Why Resiliency is the Most Important Life Skill
How is it possible that some people can withstand being knocked down time and time again by life, whilst others break after the first big hit. How can someone keep pushing themselves through a horrible situation, whilst someone else quits. There are countless examples of individuals facing things that would destroy your average person, and yet they come out of it stronger. The recent bushfires in Australia were the worst ones seen in decades and took away people’s homes, livelihoods, and even lives in some cases. The trauma was extensive and terrifying. Less than a year later, the land and the people are moving forward and with time we will see them thrive once more. How can people overcome such terrible situations and come out stronger?
The answer is resiliency.
Resilience can be simply put as the ability to effectively adapt when faced with trauma, threat, or adversity. It can be found in every facet of life, from the plant that thrives in a hostile environment to the dog that remains sweet-natured despite abuse. From the child who is caught in a messy divorce to the family working full-time and making just enough to pay the bills. Being alive means facing struggles that must be overcome, and as such all living things need to develop some measure of resilience. The more resilient, the more able you are to be happy and thrive no matter what life throws at you.
So, what does resiliency mean?
Resiliency isn’t the ability to go through strife and difficulty unaffected. It’s not the ability to remain calm in a stressful situation while others panic, even though that is a benefit of resiliency. Individuals who are resilient still feel all the same things as those who are not resilient, they just know how to better direct their emotions into something productive rather than destructive. When a person is resilient, they can transform their experiences and mentality to focus on the future rather than dwell on the past. By doing this, the individual is less likely to develop unhealthy coping strategies that may create further issues down the line. Resiliency is the ability to look past the negatives of the moment and know that there are more positives in the future. Resiliency is the ability to withstand struggles and acknowledge them without being overwhelmed by them.
How can I develop resiliency?
Some people are naturally more resilient than others, but that doesn’t mean you can’t develop it.
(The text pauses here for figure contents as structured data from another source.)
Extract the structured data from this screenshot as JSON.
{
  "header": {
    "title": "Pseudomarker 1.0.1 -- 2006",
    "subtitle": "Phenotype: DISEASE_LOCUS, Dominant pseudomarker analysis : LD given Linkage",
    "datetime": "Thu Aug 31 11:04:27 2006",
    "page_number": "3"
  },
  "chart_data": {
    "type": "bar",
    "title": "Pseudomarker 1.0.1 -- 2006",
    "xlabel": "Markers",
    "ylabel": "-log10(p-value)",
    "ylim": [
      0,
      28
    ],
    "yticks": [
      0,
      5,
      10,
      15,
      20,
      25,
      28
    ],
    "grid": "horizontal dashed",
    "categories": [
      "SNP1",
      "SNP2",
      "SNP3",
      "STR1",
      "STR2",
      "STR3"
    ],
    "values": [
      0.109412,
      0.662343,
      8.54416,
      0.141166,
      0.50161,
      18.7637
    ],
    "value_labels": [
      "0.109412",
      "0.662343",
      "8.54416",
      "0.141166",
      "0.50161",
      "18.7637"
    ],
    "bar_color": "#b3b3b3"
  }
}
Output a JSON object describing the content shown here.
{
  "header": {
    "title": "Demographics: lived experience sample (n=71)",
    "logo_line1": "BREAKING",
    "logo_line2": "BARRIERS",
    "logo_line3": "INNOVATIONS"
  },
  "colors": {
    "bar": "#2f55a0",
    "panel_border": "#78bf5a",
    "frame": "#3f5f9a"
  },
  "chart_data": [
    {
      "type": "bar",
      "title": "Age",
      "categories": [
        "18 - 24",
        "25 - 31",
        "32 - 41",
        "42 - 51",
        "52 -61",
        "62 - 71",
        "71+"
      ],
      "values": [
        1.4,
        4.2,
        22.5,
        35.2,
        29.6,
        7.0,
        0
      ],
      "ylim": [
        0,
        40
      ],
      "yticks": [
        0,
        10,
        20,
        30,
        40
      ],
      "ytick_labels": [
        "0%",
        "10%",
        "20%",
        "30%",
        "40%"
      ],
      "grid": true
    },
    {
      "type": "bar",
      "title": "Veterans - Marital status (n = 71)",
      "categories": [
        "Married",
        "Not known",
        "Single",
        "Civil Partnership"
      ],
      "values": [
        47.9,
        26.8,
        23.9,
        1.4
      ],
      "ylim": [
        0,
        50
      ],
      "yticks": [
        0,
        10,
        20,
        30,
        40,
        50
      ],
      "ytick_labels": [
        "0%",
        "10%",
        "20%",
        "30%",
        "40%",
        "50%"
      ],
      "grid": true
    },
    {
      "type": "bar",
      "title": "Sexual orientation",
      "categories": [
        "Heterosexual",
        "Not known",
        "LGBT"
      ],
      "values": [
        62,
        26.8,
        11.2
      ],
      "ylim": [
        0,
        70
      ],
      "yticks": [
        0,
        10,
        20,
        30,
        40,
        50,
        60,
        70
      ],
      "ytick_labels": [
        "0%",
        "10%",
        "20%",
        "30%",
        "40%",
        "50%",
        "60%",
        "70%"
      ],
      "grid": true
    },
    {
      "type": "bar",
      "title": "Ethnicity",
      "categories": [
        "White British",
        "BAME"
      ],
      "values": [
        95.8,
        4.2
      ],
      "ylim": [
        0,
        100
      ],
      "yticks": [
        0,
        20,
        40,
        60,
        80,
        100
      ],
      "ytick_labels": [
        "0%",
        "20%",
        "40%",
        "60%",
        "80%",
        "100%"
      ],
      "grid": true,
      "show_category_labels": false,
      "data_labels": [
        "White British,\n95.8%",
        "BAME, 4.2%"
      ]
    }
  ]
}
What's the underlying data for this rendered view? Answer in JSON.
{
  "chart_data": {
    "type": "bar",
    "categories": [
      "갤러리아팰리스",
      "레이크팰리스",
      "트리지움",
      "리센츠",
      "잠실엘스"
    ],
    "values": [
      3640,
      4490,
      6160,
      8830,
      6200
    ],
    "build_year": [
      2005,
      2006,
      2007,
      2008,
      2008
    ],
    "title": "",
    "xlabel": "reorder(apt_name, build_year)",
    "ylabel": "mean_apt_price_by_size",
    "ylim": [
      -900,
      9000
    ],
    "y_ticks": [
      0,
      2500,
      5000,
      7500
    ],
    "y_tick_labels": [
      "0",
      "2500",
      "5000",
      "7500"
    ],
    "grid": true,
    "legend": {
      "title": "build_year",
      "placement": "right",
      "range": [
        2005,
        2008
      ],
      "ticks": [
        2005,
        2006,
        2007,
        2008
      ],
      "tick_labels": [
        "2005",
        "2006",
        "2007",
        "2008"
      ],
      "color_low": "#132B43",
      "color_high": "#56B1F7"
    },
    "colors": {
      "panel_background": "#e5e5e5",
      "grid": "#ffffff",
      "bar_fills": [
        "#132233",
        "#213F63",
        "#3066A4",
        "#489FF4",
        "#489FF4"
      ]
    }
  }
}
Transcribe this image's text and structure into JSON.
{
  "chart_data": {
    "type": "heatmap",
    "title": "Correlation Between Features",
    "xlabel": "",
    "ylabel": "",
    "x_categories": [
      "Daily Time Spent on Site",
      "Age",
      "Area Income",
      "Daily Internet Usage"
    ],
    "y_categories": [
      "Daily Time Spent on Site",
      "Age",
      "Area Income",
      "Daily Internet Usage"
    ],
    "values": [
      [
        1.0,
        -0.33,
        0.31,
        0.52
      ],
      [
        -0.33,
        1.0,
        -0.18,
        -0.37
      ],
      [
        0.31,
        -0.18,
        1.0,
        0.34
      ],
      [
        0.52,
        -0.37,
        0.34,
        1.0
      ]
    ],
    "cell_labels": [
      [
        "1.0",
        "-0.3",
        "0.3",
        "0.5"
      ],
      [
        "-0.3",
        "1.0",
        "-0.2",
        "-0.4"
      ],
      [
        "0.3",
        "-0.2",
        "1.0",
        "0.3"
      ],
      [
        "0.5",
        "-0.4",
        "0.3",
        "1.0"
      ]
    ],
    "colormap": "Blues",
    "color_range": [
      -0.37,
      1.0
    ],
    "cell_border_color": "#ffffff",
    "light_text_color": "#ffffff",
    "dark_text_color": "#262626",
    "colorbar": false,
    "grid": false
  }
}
One of the important aspects of resiliency is the presence of a social network. Even though resilience might seem like an individual characteristic, humans are social creatures and no truly resilient person is a solitary one. We rely on each other for strength and encouragement, for support when times are tough. When thinking back to the bushfires, think of how many people over the world banded together to lend support to those affected. Being resilient doesn’t mean you have to do everything by yourself, it’s okay to ask for and accept help. Communication is very important as we need to accurately be able to express our needs in tough times to both ourselves and others.
To be resilient, you also need to have a comprehensive understanding of yourself, your flaws, and your strengths. This understanding enables you to work on your weaknesses and rely on your strengths in the tough times. When faced with adversity, if we are unaware of our weaknesses it is easy to be blindsided and fall into bad habits. If we are aware, however, then we can emphasise our strengths and work through our shortcomings to reach the other side. It’s also important to be flexible. Life is full of turns and twists, and so it is important to be flexible and adaptable if life takes you on an unexpected journey.
Perhaps the most important aspect of resiliency is self-perception, and not just regarding strengths and weaknesses. A resilient person has positive views of themselves and their abilities and knows that they can handle and overcome difficulties. Additionally, no matter what the circumstance, resilient individuals never see themselves as victims. Doing so assumes a lack of control or ability to handle the situation. Instead, resilient individuals view themselves as fighters; this acknowledges the circumstances but gives power and control to the individual to move forward. Victims live in the past; fighters look to the future. Developing resiliency isn’t something that will happen overnight, it’s the kind of thing that you don’t notice until you look back a year later and realise how much you’ve grown.
What do I do now?
Start small by working on the things you can control, and then slowly you will grow more able to handle the things you can’t. Resiliency is a valuable life skill that is helpful in every aspect of your life, no matter who you are. Whether you’re a teenager trying to make it through school, friendship drama, and figuring out what you want to do with your life, or a working professional trying to balance your career, bills, obligations, and social life, being resilient will enable you to face these challenges head on. Both unexpected disasters and routine life struggles can be better handled if you have some level of resiliency, and you will be happier overall for it.
Horn, S. R., & Feder, A. (2018). Understanding resilience and preventing and treating PTSD. Harvard review of psychiatry, 26(3), 158-174.